Het kabinet wil het aantrekkelijker maken om met de fiets naar het werk te gaan omdat dit beter is voor het milieu.
De huidige fiscale regels om de waarde te bepalen van het privévoordeel van een ter beschikking gestelde fiets van de zaak ervaart de praktijk als belemmerend.
Lening
Werkgevers kunnen hun werknemers bijvoorbeeld een lening verstrekken voor de aanschaf van een (elektrische) fiets, die terugbetaald kan worden via de belastingvrije vergoeding van 0,19 euro per zakelijke kilometer waaronder woon-werkverkeer. Maar uit overleg met de branche blijkt dat voor werknemers de hoge aanschafprijs van een (elektrische) fiets nog steeds een drempel kan vormen om woon-werkverkeer met de fiets af te leggen.
Waarde privévoordeel
Als een werkgever een fiets die voor zakelijke kilometers wordt gebruikt, mede voor privédoeleinden ter beschikking stelt aan zijn werknemer, behoort de waarde van het in dat kader door de werknemer genoten privévoordeel tot het bij die werknemer te belasten loon.
In de fiscale wetgeving staan op dit moment geen specifieke bepalingen over de wijze waarop de waarde van dat privévoordeel moet worden bepaald. Er is ook niet voorzien in een forfaitaire bijtelling zoals voor de door de werkgever ter beschikking gestelde auto. Zonder zulke bepalingen is het vaststellen van de waarde van dat privévoordeel ingewikkeld en leidt het tot hoge administratieve lasten.
Forfait
Daarom is voorgesteld om vanaf 1 januari 2020 de waarde van het privévoordeel van de fiets van de zaak vast te stellen met behulp van een forfait.

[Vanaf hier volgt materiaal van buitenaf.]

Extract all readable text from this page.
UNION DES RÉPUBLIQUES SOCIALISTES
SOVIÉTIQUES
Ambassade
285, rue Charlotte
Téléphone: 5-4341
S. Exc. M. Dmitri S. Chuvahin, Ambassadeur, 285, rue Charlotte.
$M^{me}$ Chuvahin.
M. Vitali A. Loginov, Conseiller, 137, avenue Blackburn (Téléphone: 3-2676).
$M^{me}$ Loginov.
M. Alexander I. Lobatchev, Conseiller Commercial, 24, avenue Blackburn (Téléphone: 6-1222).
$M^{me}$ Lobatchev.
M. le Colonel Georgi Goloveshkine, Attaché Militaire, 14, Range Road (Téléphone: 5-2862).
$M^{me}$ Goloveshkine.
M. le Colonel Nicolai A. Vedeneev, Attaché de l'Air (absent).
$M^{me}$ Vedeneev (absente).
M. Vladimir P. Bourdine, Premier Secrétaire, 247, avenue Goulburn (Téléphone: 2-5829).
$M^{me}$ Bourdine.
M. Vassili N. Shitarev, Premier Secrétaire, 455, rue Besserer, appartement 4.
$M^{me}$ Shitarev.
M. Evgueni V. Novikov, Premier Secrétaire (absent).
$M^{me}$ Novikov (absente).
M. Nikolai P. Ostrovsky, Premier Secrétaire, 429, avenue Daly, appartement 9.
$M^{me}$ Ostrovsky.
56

Uitgaande van een verondersteld privégebruik van 25 procent, is een bijtelling voorgesteld van 7 procent van de consumentenadviesprijs, ofwel de oorspronkelijke nieuwwaarde, van de fiets.
Voor met de fiets van de zaak afgelegde (al dan niet zakelijke) kilometers bestaat geen recht op een belastingvrije vergoeding.
De bijtelling wordt in ieder geval van toepassing als de fiets voor (een deel van) het woon-werkverkeer ter beschikking staat.
Er wordt geen onderscheid gemaakt tussen de verschillende soorten fietsen. Dus geen gedifferentieerd tarief voor bijvoorbeeld (elektrische) stadsfietsen, bakfietsen en speed pedelecs.
Werknemers die een fiets van de zaak privé mogen gebruiken of voor het woon-werkverkeer krijgen te maken met de bijtelling. Dat betekent dat 7 procent van de waarde van de adviesprijs van de fiets bij het inkomen wordt bijgeteld.
Voorbeeld fiets
Daphne heeft een inkomen van 35.000 euro. Zij krijgt van haar werkgever een elektrische fiets in gebruik van 2.000 euro. Per jaar is de bijtelling hiervoor 140 euro (2.000 euro x 7 procent). Voor de fiets betaalt ze op jaarbasis 59 euro aan belasting.
Vanaf het moment dat de ter beschikking gestelde fiets in eigendom overgaat op de werknemer of tot het privévermogen van de ondernemer of resultaatgenieter gaat behoren, is de bijtelling niet langer van toepassing.
Geen bijtelling meer
Als de ter beschikking gestelde fiets in eigendom overgaat op de werknemer of tot het privévermogen van de ondernemer of resultaatgenieter gaat behoren, is de bijtelling niet langer van toepassing. Een met die overgang samenhangend voordeel voor de werknemer, ondernemer of resultaatgenieter is op basis van de daarvoor geldende regels belast. Daarvan is bijvoorbeeld als de werknemer bij de eigendomsoverdracht niet de (volledige) waarde in het economische verkeer van de fiets hoeft te betalen.
Btw-regels
De nieuwe forfaitaire regeling in de inkomsten- en loonbelasting beïnvloedt de bestaande btw-regels voor een ter beschikking gestelde fiets van de zaak niet.
Als de inkoopprijs van de aan de werknemer verstrekte fiets na aftrek van de eigen bijdrage van de
werknemer hoger is dan 749 euro inclusief btw, is de aftrek van btw uitgesloten voor het bedrag dat
uitkomt boven 749 euro.
Tot de grens van 749 euro inclusief btw komt de btw volledig voor aftrek in aanmerking, mits de ondernemer volledig aftrekgerechtigd is.